Cryptically titled "Only One Foot Was Visible," today's story covers a haunted house that caused a stir in Fort Hamilton, a neighborhood that grew up around the Fort Hamilton Army Garrison in Brooklyn.
The ghost, described a female figure about 35 years of age, appeared regularly in the windows of an abandoned home on Fort Hamilton Avenue and Ninety-second Street. Occasionally she was robed in white, but some spotted her dressed in black. Witnesses – and there would eventually be many witnesses – claimed that audible moans came from the house whenever the ghost would appear.

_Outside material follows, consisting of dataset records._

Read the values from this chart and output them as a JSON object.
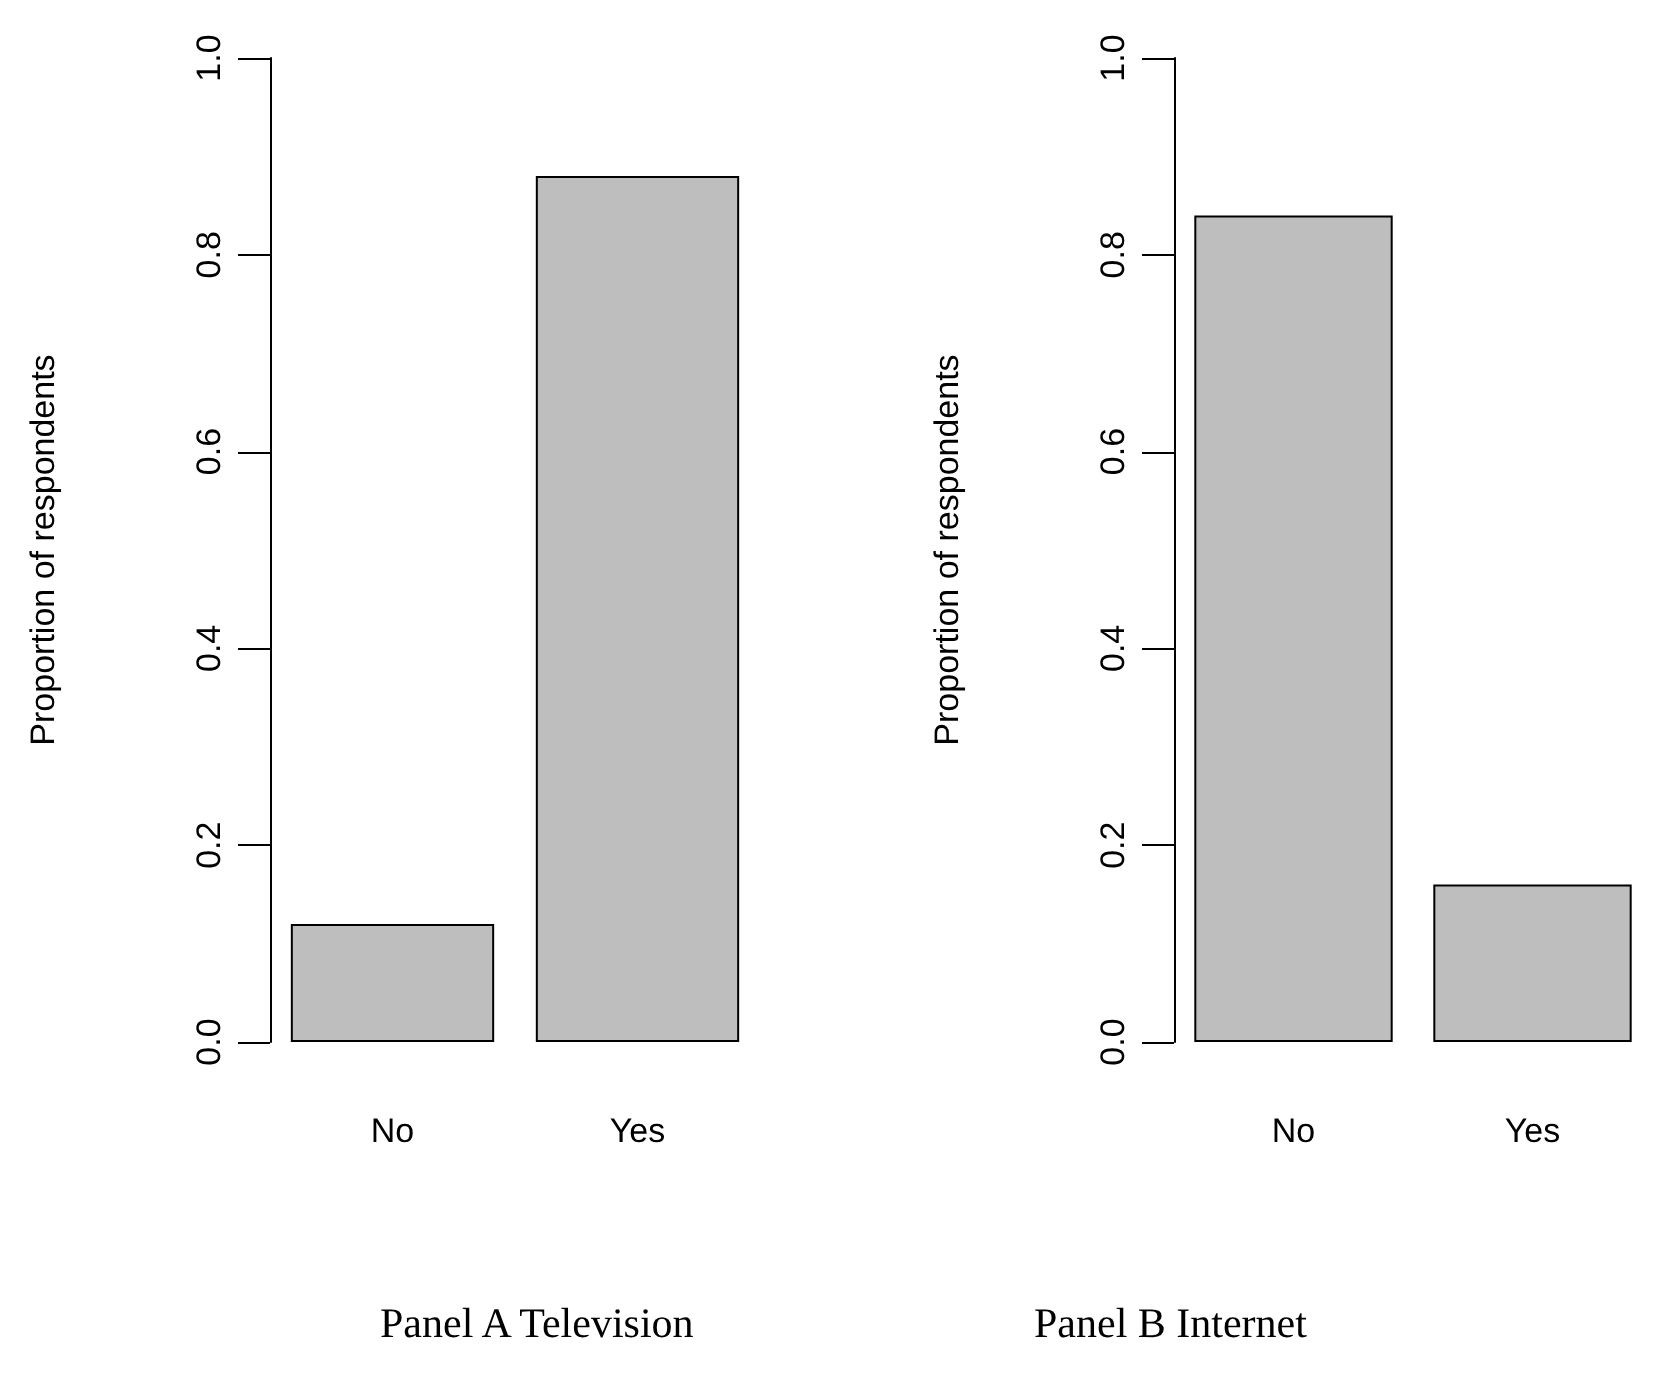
{
  "chart_data": [
    {
      "type": "bar",
      "title": "Panel A Television",
      "ylabel": "Proportion of respondents",
      "categories": [
        "No",
        "Yes"
      ],
      "values": [
        0.12,
        0.88
      ],
      "color": "#bebebe",
      "ylim": [
        0,
        1
      ],
      "yticks": [
        {
          "value": 0,
          "label": "0.0"
        },
        {
          "value": 0.2,
          "label": "0.2"
        },
        {
          "value": 0.4,
          "label": "0.4"
        },
        {
          "value": 0.6,
          "label": "0.6"
        },
        {
          "value": 0.8,
          "label": "0.8"
        },
        {
          "value": 1,
          "label": "1.0"
        }
      ]
    },
    {
      "type": "bar",
      "title": "Panel B Internet",
      "ylabel": "Proportion of respondents",
      "categories": [
        "No",
        "Yes"
      ],
      "values": [
        0.84,
        0.16
      ],
      "color": "#bebebe",
      "ylim": [
        0,
        1
      ],
      "yticks": [
        {
          "value": 0,
          "label": "0.0"
        },
        {
          "value": 0.2,
          "label": "0.2"
        },
        {
          "value": 0.4,
          "label": "0.4"
        },
        {
          "value": 0.6,
          "label": "0.6"
        },
        {
          "value": 0.8,
          "label": "0.8"
        },
        {
          "value": 1,
          "label": "1.0"
        }
      ]
    }
  ]
}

As luck would have it, the building across the street from this haunted house was the home of two Brooklyn police officers: Patrolman Frank Many, who lived with his mother, and Detective Martin White, who lived with his wife. Mrs. Many was the first to spot the ghost. According to the story, Mrs. Many saw the ghost several times. When she told her skeptical son of the restless spirit, Frank "scoffed at the idea and paid no attention to the matter at first."

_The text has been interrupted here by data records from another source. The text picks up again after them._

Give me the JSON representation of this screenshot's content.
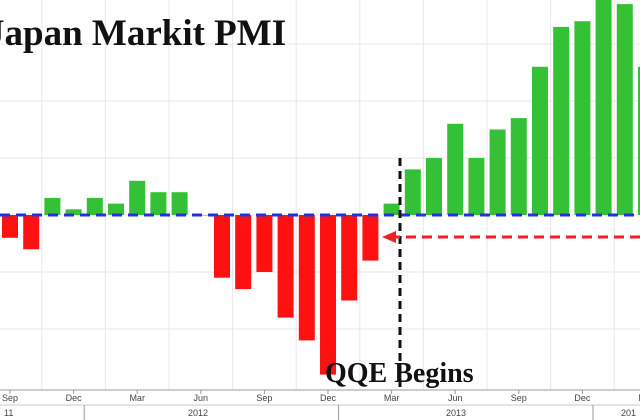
{
  "chart_data": {
    "type": "bar",
    "title": "Japan Markit PMI",
    "annotation": "QQE Begins",
    "baseline": 50,
    "ylim": [
      47.3,
      55.6
    ],
    "grid": true,
    "x_tick_labels": [
      "Sep",
      "Dec",
      "Mar",
      "Jun",
      "Sep",
      "Dec",
      "Mar",
      "Jun",
      "Sep",
      "Dec",
      "Mar"
    ],
    "year_labels": [
      "11",
      "2012",
      "2013",
      "201"
    ],
    "values": [
      49.6,
      49.4,
      50.3,
      50.1,
      50.3,
      50.2,
      50.6,
      50.4,
      50.4,
      50.0,
      48.9,
      48.7,
      49.0,
      48.2,
      47.8,
      47.2,
      48.5,
      49.2,
      50.2,
      50.8,
      51.0,
      51.6,
      51.0,
      51.5,
      51.7,
      52.6,
      53.3,
      53.4,
      54.7,
      53.7,
      52.6
    ],
    "colors": {
      "positive": "#35c135",
      "negative": "#ff1111",
      "baseline": "#2233dd",
      "arrow": "#ee2222",
      "grid": "#e7e7e7"
    }
  }
}
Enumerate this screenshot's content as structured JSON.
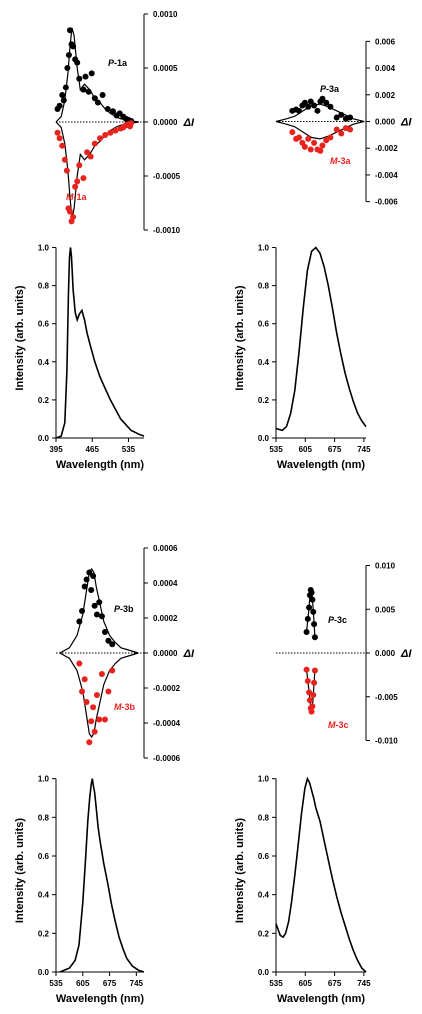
{
  "chart_data": [
    {
      "id": "1",
      "type": "line",
      "cpl": {
        "ylim": [
          -0.001,
          0.001
        ],
        "yticks": [
          -0.001,
          -0.0005,
          0.0,
          0.0005,
          0.001
        ],
        "ytick_labels": [
          "-0.0010",
          "-0.0005",
          "0.0000",
          "0.0005",
          "0.0010"
        ],
        "ylabel": "ΔI",
        "p_label": "P-1a",
        "m_label": "M-1a",
        "p_curve": {
          "x": [
            395,
            405,
            412,
            418,
            422,
            426,
            430,
            436,
            442,
            450,
            460,
            470,
            480,
            490,
            500,
            510,
            520,
            530,
            540,
            555
          ],
          "y": [
            0.0,
            5e-05,
            0.0002,
            0.00045,
            0.0007,
            0.00087,
            0.0008,
            0.0005,
            0.0003,
            0.00035,
            0.0003,
            0.00022,
            0.00018,
            0.00012,
            8e-05,
            5e-05,
            3e-05,
            2e-05,
            1e-05,
            0.0
          ]
        },
        "m_curve": {
          "x": [
            395,
            405,
            412,
            418,
            422,
            426,
            430,
            436,
            442,
            450,
            460,
            470,
            480,
            490,
            500,
            510,
            520,
            530,
            540,
            555
          ],
          "y": [
            0.0,
            -5e-05,
            -0.0002,
            -0.00045,
            -0.0007,
            -0.00089,
            -0.0008,
            -0.0005,
            -0.0003,
            -0.00035,
            -0.0003,
            -0.00022,
            -0.00018,
            -0.00012,
            -8e-05,
            -5e-05,
            -3e-05,
            -2e-05,
            -1e-05,
            0.0
          ]
        },
        "p_points": {
          "x": [
            398,
            402,
            407,
            410,
            414,
            417,
            420,
            422,
            425,
            428,
            432,
            436,
            440,
            448,
            452,
            458,
            464,
            470,
            476,
            485,
            495,
            505,
            512,
            518,
            525,
            530,
            535,
            540
          ],
          "y": [
            0.00012,
            0.00015,
            0.00025,
            0.0002,
            0.00032,
            0.0005,
            0.00062,
            0.00085,
            0.00072,
            0.0007,
            0.00058,
            0.00055,
            0.0004,
            0.0003,
            0.00042,
            0.00028,
            0.00045,
            0.00022,
            0.00018,
            0.00025,
            0.00012,
            0.0001,
            6e-05,
            8e-05,
            5e-05,
            3e-05,
            2e-05,
            1e-05
          ]
        },
        "m_points": {
          "x": [
            398,
            402,
            407,
            412,
            416,
            419,
            422,
            425,
            428,
            432,
            436,
            440,
            448,
            455,
            462,
            470,
            480,
            490,
            500,
            510,
            520,
            525,
            530,
            535,
            538,
            540
          ],
          "y": [
            -0.0001,
            -0.00015,
            -0.00022,
            -0.00035,
            -0.00045,
            -0.0008,
            -0.00083,
            -0.00092,
            -0.00088,
            -0.0006,
            -0.00055,
            -0.0004,
            -0.00052,
            -0.00028,
            -0.00032,
            -0.0002,
            -0.00015,
            -0.00012,
            -0.0001,
            -8e-05,
            -6e-05,
            -5e-05,
            -3e-05,
            -2e-05,
            -4e-05,
            -1e-05
          ]
        }
      },
      "pl": {
        "xlim": [
          395,
          565
        ],
        "xticks": [
          395,
          465,
          535
        ],
        "ylim": [
          0,
          1.05
        ],
        "yticks": [
          0,
          0.2,
          0.4,
          0.6,
          0.8,
          1.0
        ],
        "ytick_labels": [
          "0.0",
          "0.2",
          "0.4",
          "0.6",
          "0.8",
          "1.0"
        ],
        "xlabel": "Wavelength (nm)",
        "ylabel": "Intensity (arb. units)",
        "curve": {
          "x": [
            395,
            405,
            412,
            416,
            419,
            421,
            423,
            425,
            428,
            432,
            436,
            440,
            445,
            450,
            455,
            460,
            470,
            480,
            490,
            500,
            510,
            520,
            530,
            540,
            555,
            565
          ],
          "y": [
            0.0,
            0.01,
            0.08,
            0.35,
            0.75,
            0.95,
            1.0,
            0.95,
            0.78,
            0.66,
            0.62,
            0.65,
            0.67,
            0.62,
            0.55,
            0.5,
            0.4,
            0.32,
            0.26,
            0.2,
            0.15,
            0.1,
            0.07,
            0.04,
            0.02,
            0.01
          ]
        }
      }
    },
    {
      "id": "2",
      "type": "line",
      "cpl": {
        "ylim": [
          -0.007,
          0.007
        ],
        "yticks": [
          -0.006,
          -0.004,
          -0.002,
          0.0,
          0.002,
          0.004,
          0.006
        ],
        "ytick_labels": [
          "-0.006",
          "-0.004",
          "-0.002",
          "0.000",
          "0.002",
          "0.004",
          "0.006"
        ],
        "ylabel": "ΔI",
        "p_label": "P-3a",
        "m_label": "M-3a",
        "p_curve": {
          "x": [
            535,
            560,
            580,
            600,
            620,
            640,
            660,
            680,
            700,
            720,
            745
          ],
          "y": [
            0.0,
            0.0002,
            0.0004,
            0.0008,
            0.0012,
            0.0013,
            0.0011,
            0.0008,
            0.0005,
            0.0002,
            0.0
          ]
        },
        "m_curve": {
          "x": [
            535,
            560,
            580,
            600,
            620,
            640,
            660,
            680,
            700,
            720,
            745
          ],
          "y": [
            0.0,
            -0.0002,
            -0.0004,
            -0.0008,
            -0.0012,
            -0.0013,
            -0.0011,
            -0.0008,
            -0.0005,
            -0.0002,
            0.0
          ]
        },
        "p_points": {
          "x": [
            574,
            583,
            590,
            598,
            604,
            612,
            618,
            626,
            634,
            641,
            646,
            655,
            665,
            680,
            691,
            702,
            712
          ],
          "y": [
            0.0008,
            0.0009,
            0.0008,
            0.0012,
            0.0014,
            0.0011,
            0.0015,
            0.0012,
            0.0008,
            0.0015,
            0.0017,
            0.0014,
            0.0011,
            0.0003,
            0.0005,
            0.0002,
            0.0003
          ]
        },
        "m_points": {
          "x": [
            574,
            583,
            590,
            598,
            604,
            612,
            618,
            626,
            634,
            641,
            646,
            655,
            665,
            680,
            691,
            702,
            712
          ],
          "y": [
            -0.0008,
            -0.0013,
            -0.0012,
            -0.0016,
            -0.0019,
            -0.0013,
            -0.0021,
            -0.0016,
            -0.0021,
            -0.0022,
            -0.0018,
            -0.0014,
            -0.0012,
            -0.0006,
            -0.0009,
            -0.0005,
            -0.0006
          ]
        }
      },
      "pl": {
        "xlim": [
          535,
          750
        ],
        "xticks": [
          535,
          605,
          675,
          745
        ],
        "ylim": [
          0,
          1.05
        ],
        "yticks": [
          0,
          0.2,
          0.4,
          0.6,
          0.8,
          1.0
        ],
        "ytick_labels": [
          "0.0",
          "0.2",
          "0.4",
          "0.6",
          "0.8",
          "1.0"
        ],
        "xlabel": "Wavelength (nm)",
        "ylabel": "Intensity (arb. units)",
        "curve": {
          "x": [
            535,
            550,
            560,
            570,
            580,
            590,
            600,
            610,
            620,
            630,
            640,
            650,
            660,
            670,
            680,
            690,
            700,
            710,
            720,
            730,
            740,
            750
          ],
          "y": [
            0.05,
            0.04,
            0.06,
            0.13,
            0.25,
            0.45,
            0.68,
            0.88,
            0.98,
            1.0,
            0.97,
            0.9,
            0.8,
            0.68,
            0.55,
            0.44,
            0.34,
            0.26,
            0.19,
            0.13,
            0.09,
            0.06
          ]
        }
      }
    },
    {
      "id": "3",
      "type": "line",
      "cpl": {
        "ylim": [
          -0.0006,
          0.0006
        ],
        "yticks": [
          -0.0006,
          -0.0004,
          -0.0002,
          0.0,
          0.0002,
          0.0004,
          0.0006
        ],
        "ytick_labels": [
          "-0.0006",
          "-0.0004",
          "-0.0002",
          "0.0000",
          "0.0002",
          "0.0004",
          "0.0006"
        ],
        "ylabel": "ΔI",
        "p_label": "P-3b",
        "m_label": "M-3b",
        "p_curve": {
          "x": [
            545,
            570,
            590,
            605,
            615,
            622,
            628,
            634,
            640,
            650,
            660,
            675,
            690,
            705,
            720,
            750
          ],
          "y": [
            0.0,
            3e-05,
            0.0001,
            0.00022,
            0.00036,
            0.00046,
            0.00048,
            0.00046,
            0.00038,
            0.00028,
            0.00018,
            0.0001,
            6e-05,
            3e-05,
            2e-05,
            0.0
          ]
        },
        "m_curve": {
          "x": [
            545,
            570,
            590,
            605,
            615,
            622,
            628,
            634,
            640,
            650,
            660,
            675,
            690,
            705,
            720,
            750
          ],
          "y": [
            0.0,
            -3e-05,
            -0.0001,
            -0.00022,
            -0.00036,
            -0.00046,
            -0.00048,
            -0.00046,
            -0.00038,
            -0.00028,
            -0.00018,
            -0.0001,
            -6e-05,
            -3e-05,
            -2e-05,
            0.0
          ]
        },
        "p_points": {
          "x": [
            596,
            603,
            610,
            615,
            622,
            627,
            632,
            636,
            642,
            648,
            655,
            663,
            672,
            682
          ],
          "y": [
            0.00018,
            0.00024,
            0.00038,
            0.00042,
            0.00046,
            0.00036,
            0.00044,
            0.00027,
            0.00022,
            0.00029,
            0.00021,
            0.00012,
            7e-05,
            5e-05
          ]
        },
        "m_points": {
          "x": [
            596,
            603,
            610,
            615,
            622,
            627,
            632,
            636,
            642,
            648,
            655,
            663,
            672,
            682
          ],
          "y": [
            -6e-05,
            -0.00022,
            -0.00015,
            -0.00028,
            -0.00051,
            -0.00039,
            -0.00031,
            -0.00045,
            -0.00024,
            -0.00038,
            -0.00012,
            -0.00038,
            -0.00022,
            -0.0001
          ]
        }
      },
      "pl": {
        "xlim": [
          535,
          765
        ],
        "xticks": [
          535,
          605,
          675,
          745
        ],
        "ylim": [
          0,
          1.05
        ],
        "yticks": [
          0,
          0.2,
          0.4,
          0.6,
          0.8,
          1.0
        ],
        "ytick_labels": [
          "0.0",
          "0.2",
          "0.4",
          "0.6",
          "0.8",
          "1.0"
        ],
        "xlabel": "Wavelength (nm)",
        "ylabel": "Intensity (arb. units)",
        "curve": {
          "x": [
            545,
            570,
            585,
            595,
            605,
            612,
            618,
            623,
            627,
            630,
            633,
            636,
            640,
            645,
            650,
            660,
            670,
            680,
            690,
            700,
            710,
            720,
            735,
            750,
            765
          ],
          "y": [
            0.0,
            0.02,
            0.06,
            0.14,
            0.36,
            0.58,
            0.78,
            0.9,
            0.97,
            1.0,
            0.96,
            0.93,
            0.85,
            0.75,
            0.68,
            0.56,
            0.46,
            0.35,
            0.26,
            0.18,
            0.12,
            0.07,
            0.03,
            0.01,
            0.0
          ]
        }
      }
    },
    {
      "id": "4",
      "type": "line",
      "cpl": {
        "ylim": [
          -0.012,
          0.012
        ],
        "yticks": [
          -0.01,
          -0.005,
          0.0,
          0.005,
          0.01
        ],
        "ytick_labels": [
          "-0.010",
          "-0.005",
          "0.000",
          "0.005",
          "0.010"
        ],
        "ylabel": "ΔI",
        "p_label": "P-3c",
        "m_label": "M-3c",
        "p_curve": {
          "x": [
            608,
            611,
            614,
            616,
            618,
            620,
            622,
            624,
            626,
            628
          ],
          "y": [
            0.0025,
            0.0038,
            0.0052,
            0.0065,
            0.0072,
            0.0071,
            0.0062,
            0.0048,
            0.0034,
            0.0018
          ]
        },
        "m_curve": {
          "x": [
            608,
            611,
            614,
            616,
            618,
            620,
            622,
            624,
            626,
            628
          ],
          "y": [
            -0.0019,
            -0.0032,
            -0.0044,
            -0.0054,
            -0.0063,
            -0.0067,
            -0.0062,
            -0.0048,
            -0.0034,
            -0.002
          ]
        },
        "p_points": {
          "x": [
            608,
            611,
            614,
            616,
            618,
            620,
            622,
            624,
            626,
            628
          ],
          "y": [
            0.0024,
            0.0039,
            0.0052,
            0.0066,
            0.0072,
            0.0069,
            0.0061,
            0.0047,
            0.0033,
            0.0018
          ]
        },
        "m_points": {
          "x": [
            608,
            611,
            614,
            616,
            618,
            620,
            622,
            624,
            626,
            628
          ],
          "y": [
            -0.0019,
            -0.0032,
            -0.0045,
            -0.0054,
            -0.0063,
            -0.0067,
            -0.0061,
            -0.0048,
            -0.0034,
            -0.002
          ]
        }
      },
      "pl": {
        "xlim": [
          535,
          750
        ],
        "xticks": [
          535,
          605,
          675,
          745
        ],
        "ylim": [
          0,
          1.05
        ],
        "yticks": [
          0,
          0.2,
          0.4,
          0.6,
          0.8,
          1.0
        ],
        "ytick_labels": [
          "0.0",
          "0.2",
          "0.4",
          "0.6",
          "0.8",
          "1.0"
        ],
        "xlabel": "Wavelength (nm)",
        "ylabel": "Intensity (arb. units)",
        "curve": {
          "x": [
            535,
            540,
            545,
            552,
            558,
            565,
            572,
            580,
            588,
            596,
            604,
            610,
            615,
            620,
            625,
            630,
            640,
            650,
            660,
            670,
            680,
            690,
            700,
            710,
            720,
            730,
            740,
            750
          ],
          "y": [
            0.25,
            0.22,
            0.19,
            0.18,
            0.2,
            0.26,
            0.36,
            0.5,
            0.66,
            0.82,
            0.95,
            1.0,
            0.98,
            0.94,
            0.9,
            0.85,
            0.78,
            0.68,
            0.58,
            0.48,
            0.39,
            0.31,
            0.24,
            0.17,
            0.11,
            0.06,
            0.02,
            0.0
          ]
        }
      }
    }
  ]
}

I can only assume that, eventually, his mother's nagging wore down Patrolman Many's resistance to the idea of the continued existence of the spirit after bodily death. Without a word of explanation as to why Many changed his mind, the article states that Many "spent several nights trying to solve the mystery of the ghost, but although he would see her, yet she always eluded him."
Having now seen the specter, the patrolman called for back-up and enlisted the aid of Detective White. White, apparently without the aid of Many, also "for several nights . . . kept vigil, but failed to capture the woman."
By this point, the presence of the ghost had the whole neighborhood in an uproar. Speculation about the identity of the ghost became a popular pastime. As nobody could think of a suitably tragic candidate from the house's past, many wondered if it wasn't a a spook that had immigrated from some more tragic place. Crowds gathered around the house nightly. Some nights more than 200 people came to see the spirit. The ghost was seen regularly, but then, inexplicably, disappeared for days. After several nights, the excitement began to die down and the crowds dwindled away to nearly nothing.
Then, as suddenly as she had vanished, the ghost re-appeared. Accord to witnesses the spirit was "robed in white" and she "appeared at the window, uttered a few mournful sobs and disappeared."
A frustrated Detective White decided that he'd had enough and he broke into the house. A mob of men and children followed him. From the paper:
They searched every hole and corner of the house, and just as they were about to give up the hunt, White saw a woman's foot inside the old fireplace. Stooping down the detective discovered the ghost. He dragged her out into the room, tore away a sheet from the woman's head, and discovered a trim, but greatly frightened woman. She was Mrs. John Barrett, who had making her home at the house, and the ghost business was merely a sham to keep people from entering the house.